Figure 1: Linear modeling links the plasma proteome to functional aging and identifies a conserved aging signature.

(a) Schematic representation of analysis of the plasma proteome.

Volcano plots representing changes of the plasma proteome (n=4,263) with sex (b) and age (c). Linear models, adjusted for age, sex and subcohort were tested using F-test.

(d) Relative percentage of variance explained by age and sex. Values for each plasma protein are connected by edges.

(e) Pathways associated with sex and age identified by Sliding Enrichment Pathway Analysis (SEPA, n=4,263). Proteins upregulated and downregulated are analyzed separately. The top 10 pathways per condition are represented. Enrichment was tested using Fisher’s exact test (GO) and hypergeometric test (Reactome and KEGG).

(f) Schematic representation of the of biological age modeling using the plasma proteome.

(g) Prediction of age in the validation cohort (n=1,446) using 373 plasma proteins. Pearson correlation coefficient between chronological and predicted age is indicated.

(h) Association between delta age (difference between chronological age and chronological age) and functional readouts in old. Top associations in both Discovery and Validation datasets are represented.
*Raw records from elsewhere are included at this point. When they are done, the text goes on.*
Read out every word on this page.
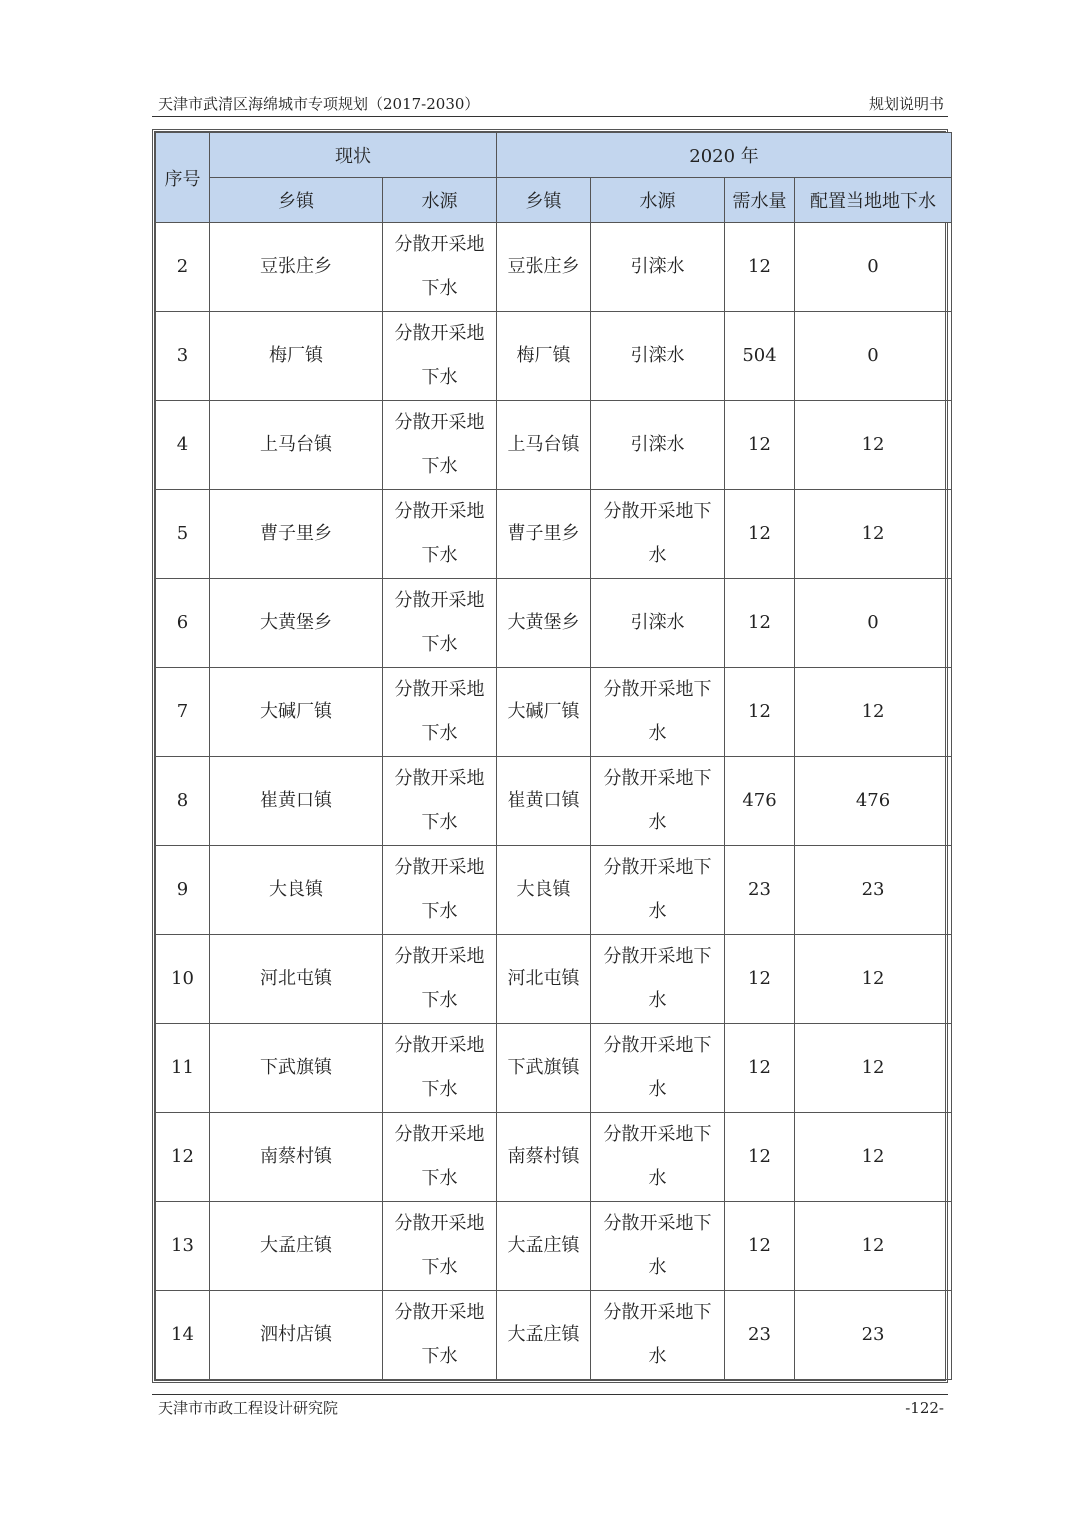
天津市武清区海绵城市专项规划（2017-2030）	规划说明书
序号	现状		2020 年			
	乡镇	水源	乡镇	水源	需水量	配置当地地下水
2	豆张庄乡	分散开采地下水	豆张庄乡	引滦水	12	0
3	梅厂镇	分散开采地下水	梅厂镇	引滦水	504	0
4	上马台镇	分散开采地下水	上马台镇	引滦水	12	12
5	曹子里乡	分散开采地下水	曹子里乡	分散开采地下水	12	12
6	大黄堡乡	分散开采地下水	大黄堡乡	引滦水	12	0
7	大碱厂镇	分散开采地下水	大碱厂镇	分散开采地下水	12	12
8	崔黄口镇	分散开采地下水	崔黄口镇	分散开采地下水	476	476
9	大良镇	分散开采地下水	大良镇	分散开采地下水	23	23
10	河北屯镇	分散开采地下水	河北屯镇	分散开采地下水	12	12
11	下武旗镇	分散开采地下水	下武旗镇	分散开采地下水	12	12
12	南蔡村镇	分散开采地下水	南蔡村镇	分散开采地下水	12	12
13	大孟庄镇	分散开采地下水	大孟庄镇	分散开采地下水	12	12
14	泗村店镇	分散开采地下水	大孟庄镇	分散开采地下水	23	23
天津市市政工程设计研究院	-122-
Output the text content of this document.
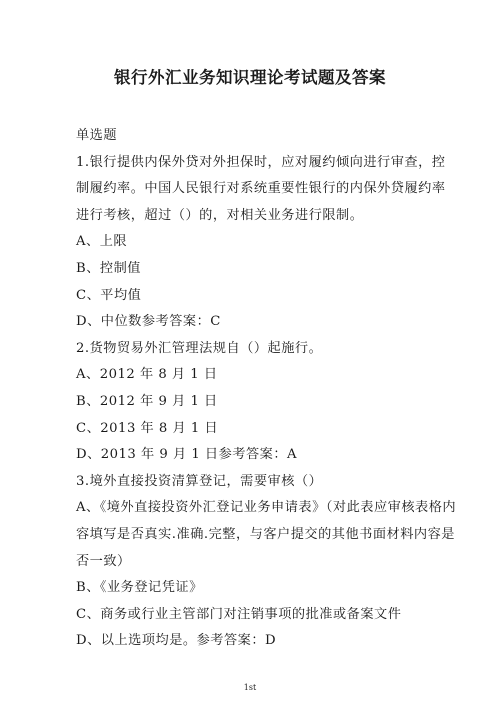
银行外汇业务知识理论考试题及答案
单选题
1.银行提供内保外贷对外担保时，应对履约倾向进行审查，控
制履约率。中国人民银行对系统重要性银行的内保外贷履约率
进行考核，超过（）的，对相关业务进行限制。
A、上限
B、控制值
C、平均值
D、中位数参考答案：C
2.货物贸易外汇管理法规自（）起施行。
A、2012 年 8 月 1 日
B、2012 年 9 月 1 日
C、2013 年 8 月 1 日
D、2013 年 9 月 1 日参考答案：A
3.境外直接投资清算登记，需要审核（）
A、《境外直接投资外汇登记业务申请表》（对此表应审核表格内
容填写是否真实.准确.完整，与客户提交的其他书面材料内容是
否一致）
B、《业务登记凭证》
C、商务或行业主管部门对注销事项的批准或备案文件
D、以上选项均是。参考答案：D
1st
(i) Schematic representation of the comparison between the human and mouse aging proteomes.

(j) Conserved markers of aging. Both human and mouse aging effects are signed by the beta age of their corresponding linear analysis. Forty-six plasma proteins are changing in the same direction in mouse and humans (red dots) and define a conserved aging signature.

(k) Alteration of the conserved aging signature by parabiosis. Normed principal component analysis was used to characterize changes of the conserved aging signature when mice are exposed to young or old blood.

(l) Age-related changes of the conserved aging signature. Plasma protein levels were z-scored and aging trajectories were estimated by locally estimated scatterplot smoothing.